Mr. Thompson was married twice more, to Sybil Hart Kooper an Appellate Division justice in New York, and Barbara Jamet, both of whom have died. Bill Thompson, a former president of the city Board of Education, was defeated by Mayor Michael R. Bloomberg in the 2009 mayoral contest and is now chairman of the board of trustees of the City University of New York.
As a state legislator, the elder Mr. Thompson played an outsize role for a freshman.

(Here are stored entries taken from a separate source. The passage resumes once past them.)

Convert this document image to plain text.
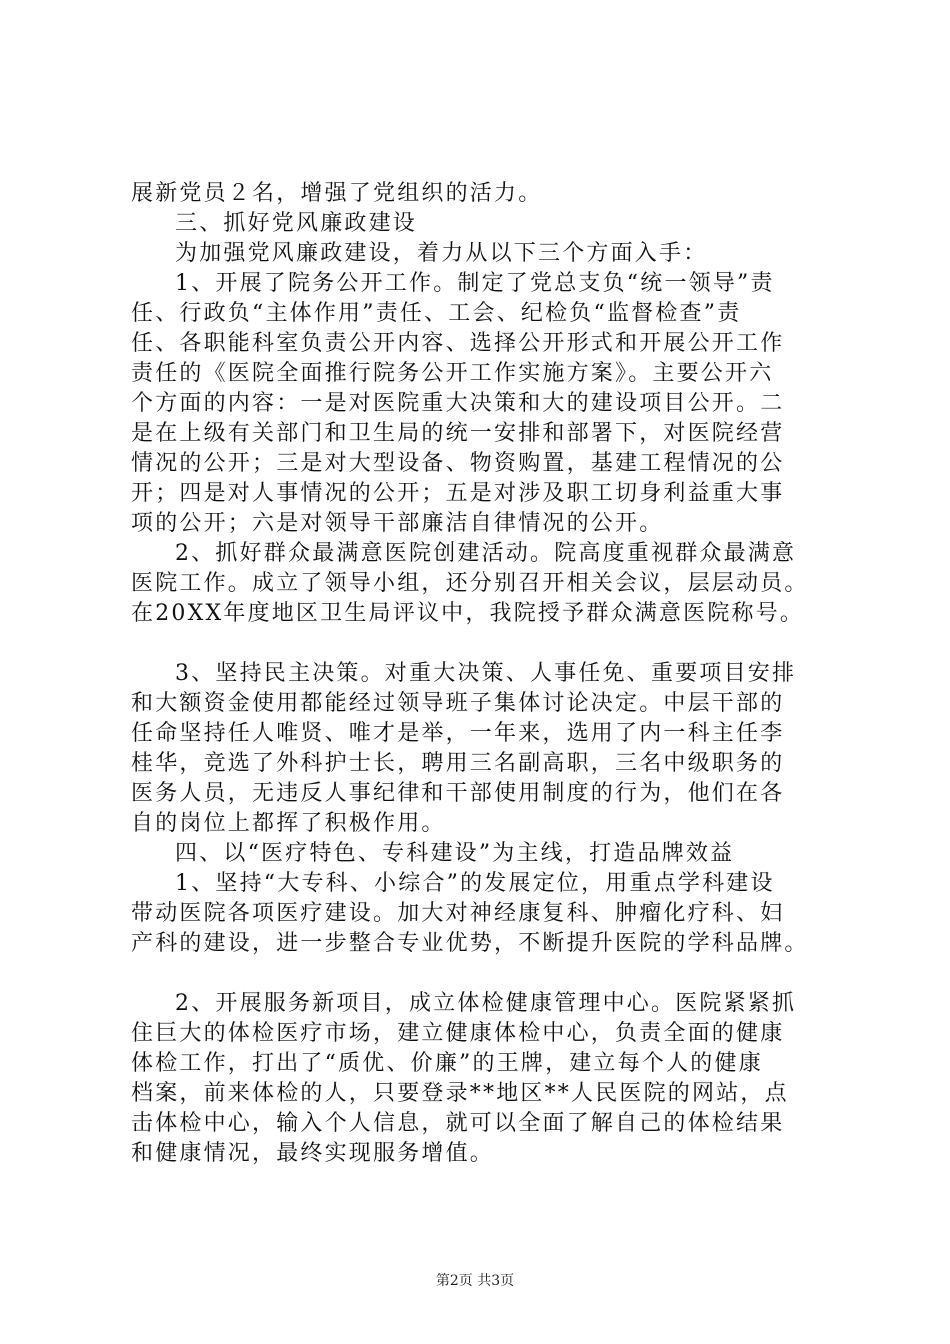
展新党员２名，增强了党组织的活力。
三、抓好党风廉政建设
为加强党风廉政建设，着力从以下三个方面入手：
1、开展了院务公开工作。制定了党总支负“统一领导”责
任、行政负“主体作用”责任、工会、纪检负“监督检查”责
任、各职能科室负责公开内容、选择公开形式和开展公开工作
责任的《医院全面推行院务公开工作实施方案》。主要公开六
个方面的内容：一是对医院重大决策和大的建设项目公开。二
是在上级有关部门和卫生局的统一安排和部署下，对医院经营
情况的公开；三是对大型设备、物资购置，基建工程情况的公
开；四是对人事情况的公开；五是对涉及职工切身利益重大事
项的公开；六是对领导干部廉洁自律情况的公开。
2、抓好群众最满意医院创建活动。院高度重视群众最满意
医院工作。成立了领导小组，还分别召开相关会议，层层动员。
在20XX年度地区卫生局评议中，我院授予群众满意医院称号。
3、坚持民主决策。对重大决策、人事任免、重要项目安排
和大额资金使用都能经过领导班子集体讨论决定。中层干部的
任命坚持任人唯贤、唯才是举，一年来，选用了内一科主任李
桂华，竞选了外科护士长，聘用三名副高职，三名中级职务的
医务人员，无违反人事纪律和干部使用制度的行为，他们在各
自的岗位上都挥了积极作用。
四、以“医疗特色、专科建设”为主线，打造品牌效益
1、坚持“大专科、小综合”的发展定位，用重点学科建设
带动医院各项医疗建设。加大对神经康复科、肿瘤化疗科、妇
产科的建设，进一步整合专业优势，不断提升医院的学科品牌。
2、开展服务新项目，成立体检健康管理中心。医院紧紧抓
住巨大的体检医疗市场，建立健康体检中心，负责全面的健康
体检工作，打出了“质优、价廉”的王牌，建立每个人的健康
档案，前来体检的人，只要登录**地区**人民医院的网站，点
击体检中心，输入个人信息，就可以全面了解自己的体检结果
和健康情况，最终实现服务增值。
第2页 共3页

In 1965, he successfully co-sponsored a bill that voided a 19th-century provision barring the dissemination of birth control devices or information.
Four decades later, he nudged the Legislature as an outsider, recommending, as a member of a court-appointed panel, that New York City and State spend billions of dollars more on the city’s public schools.
In 1968, after a federal court ordered the Legislature to redraw Brooklyn’s congressional districts, ruling that they discriminated against black voters, he ran with the informal support of party leaders in the new 12th District.
He lost the Democratic nomination by fewer than 800 votes, out of about 13,000 cast, to Shirley Chisholm, who went on to be elected the nation’s first black congresswoman.
When Ms. Chisholm ran for the Democratic presidential nomination in 1972 (she was the first woman to do so), Mr. Thompson was the only one of the four Democratic district leaders in her congressional district whose national convention delegates were pledged to support her candidacy.
Ms. Chisholm won barely 5 percent of the delegates at the convention that year. Even after the election of Barack Obama to the White House in 2008, Mr. Thompson suggested that a majority of Americans still could not rise above a prevailing “quiet racism” to vote for a black candidate.
“Obama didn’t surprise me,” Mr. Thompson told The Times in 2009. “The American people did.”